Woke up early the next day to see Shakespeare's birthplace. Lots of tourists, little emotion. I also felt like it was poorly explained: I spent most of my time in a fog of confusion trying to remember if this was his actual birthplace or reconstructed or just what was going on? Thanks for no explanations?

I did get to see my first First Folio which was exciting.

Went back that evening to get a photo without tourists clogging up the facade. The smell of Subway a few doors down still hung in the air, though...

That site was BUSY so I was kind of shocked how nicely empty the other places around town were.

I visited the church where Shakespeare is buried.
What a human.

Then I went to Hall's Croft, where Shakespeare's daughter Susana lived with her doctor husband. That was my favorite because it was the most like a proper house and actually explained things to me.

After that, I popped in to Nash's House and New Place. Nash's House belonged to Shakespeare's granddaughter and husband, and New Place is the site of the giant house Shakespeare bought after he made some money, sadly torn down by some dude who was tired of tourists (I can only half blame him). Not a ton to see there.


Later in the day I went to Anne Hathaway's Cottage (above) (Shakespeare's wife's family home), which was a nice mile-or-so walk across a neighborhood and through a park. Fun tippy stone floors and thatched roof and also a garden and woods. Large.

The only one I missed was Mary Arden's Farm (Shakespeare's mother), because it was a bit out of town. I'd do the day again and rent a bike to get there, for sure.
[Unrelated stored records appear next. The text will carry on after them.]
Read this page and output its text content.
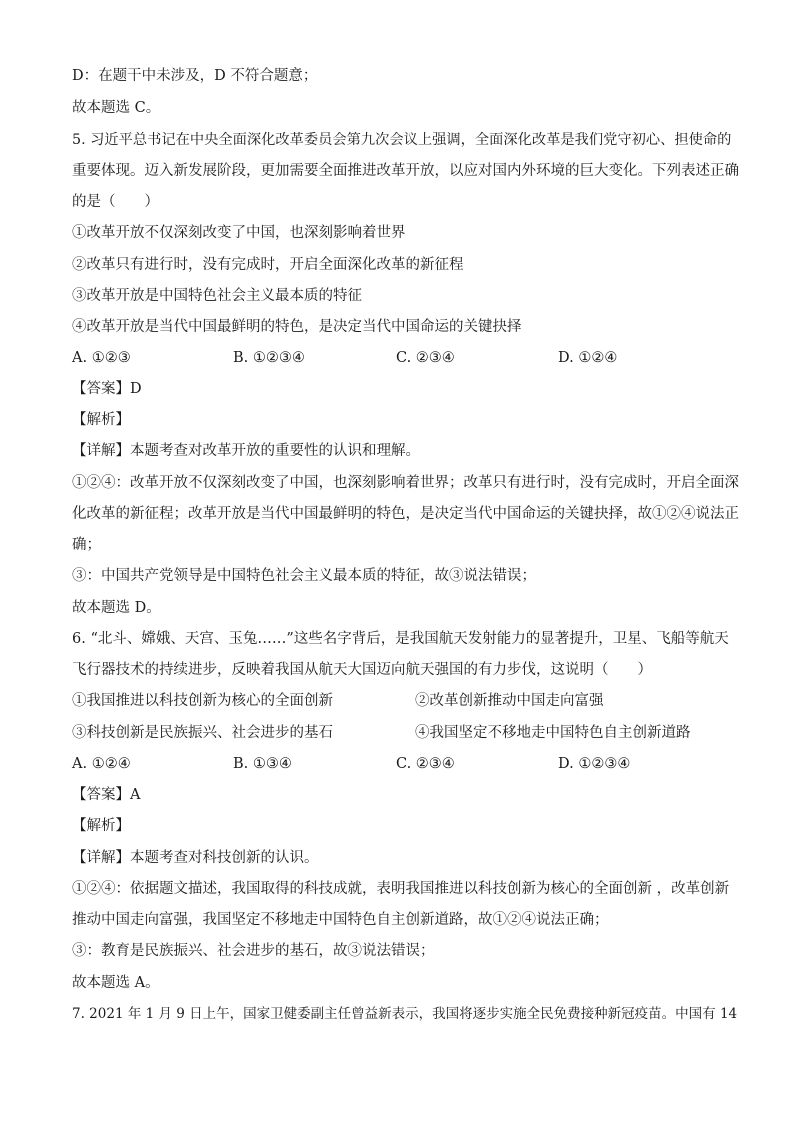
D：在题干中未涉及，D 不符合题意；
故本题选 C。
5. 习近平总书记在中央全面深化改革委员会第九次会议上强调，全面深化改革是我们党守初心、担使命的
重要体现。迈入新发展阶段，更加需要全面推进改革开放，以应对国内外环境的巨大变化。下列表述正确
的是（　　）
①改革开放不仅深刻改变了中国，也深刻影响着世界
②改革只有进行时，没有完成时，开启全面深化改革的新征程
③改革开放是中国特色社会主义最本质的特征
④改革开放是当代中国最鲜明的特色，是决定当代中国命运的关键抉择
A. ①②③	B. ①②③④	C. ②③④	D. ①②④
【答案】D
【解析】
【详解】本题考查对改革开放的重要性的认识和理解。
①②④：改革开放不仅深刻改变了中国，也深刻影响着世界；改革只有进行时，没有完成时，开启全面深
化改革的新征程；改革开放是当代中国最鲜明的特色，是决定当代中国命运的关键抉择，故①②④说法正
确；
③：中国共产党领导是中国特色社会主义最本质的特征，故③说法错误；
故本题选 D。
6. “北斗、嫦娥、天宫、玉兔……”这些名字背后，是我国航天发射能力的显著提升，卫星、飞船等航天
飞行器技术的持续进步，反映着我国从航天大国迈向航天强国的有力步伐，这说明（　　）
①我国推进以科技创新为核心的全面创新	②改革创新推动中国走向富强
③科技创新是民族振兴、社会进步的基石	④我国坚定不移地走中国特色自主创新道路
A. ①②④	B. ①③④	C. ②③④	D. ①②③④
【答案】A
【解析】
【详解】本题考查对科技创新的认识。
①②④：依据题文描述，我国取得的科技成就，表明我国推进以科技创新为核心的全面创新 ，改革创新
推动中国走向富强，我国坚定不移地走中国特色自主创新道路，故①②④说法正确；
③：教育是民族振兴、社会进步的基石，故③说法错误；
故本题选 A。
7. 2021 年 1 月 9 日上午，国家卫健委副主任曾益新表示，我国将逐步实施全民免费接种新冠疫苗。中国有 14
I could've done it all except I went back for a nap in the afternoon. (I do vacations right, people)


One of my favorite things about Stratford--besides the slow, easy pace and the quiet evenings after the tourists went home--was the mix of centuries. 21st century storefronts set into 15th century half-timbered uppers. I thought about the way that this isn't Williamsburg, preserved for all time and static, but a place people have actually been living and using and leaving their mark for hundreds of years. The mix of centuries makes it feel lived in and, perhaps ironically, makes it easier for me ti imagine life in the past, when people were living vibrantly and feeling modern for their age, maybe feeling like the timbering was new-fangled and therefore ugly.

I also LOVED my B&B. I love staying in single rooms because they are just the perfect size for one little traveler like me with one little bag like mine. So cozy. The owner was a fast-talking Frenchman and he made everyone feel right at home and did his best to get us all interacting, which is much appreciated by a solo traveler. I lingered over breakfast on my full day there, talking to a lovely family of Swedes about IKEA and Swedish food and Minnesota and I don't even know what all else.

Preceding entry explains about my day between Stratford and London. In leaving Stratford, I felt daunted by the prospect of entering London but I soon found a good home there.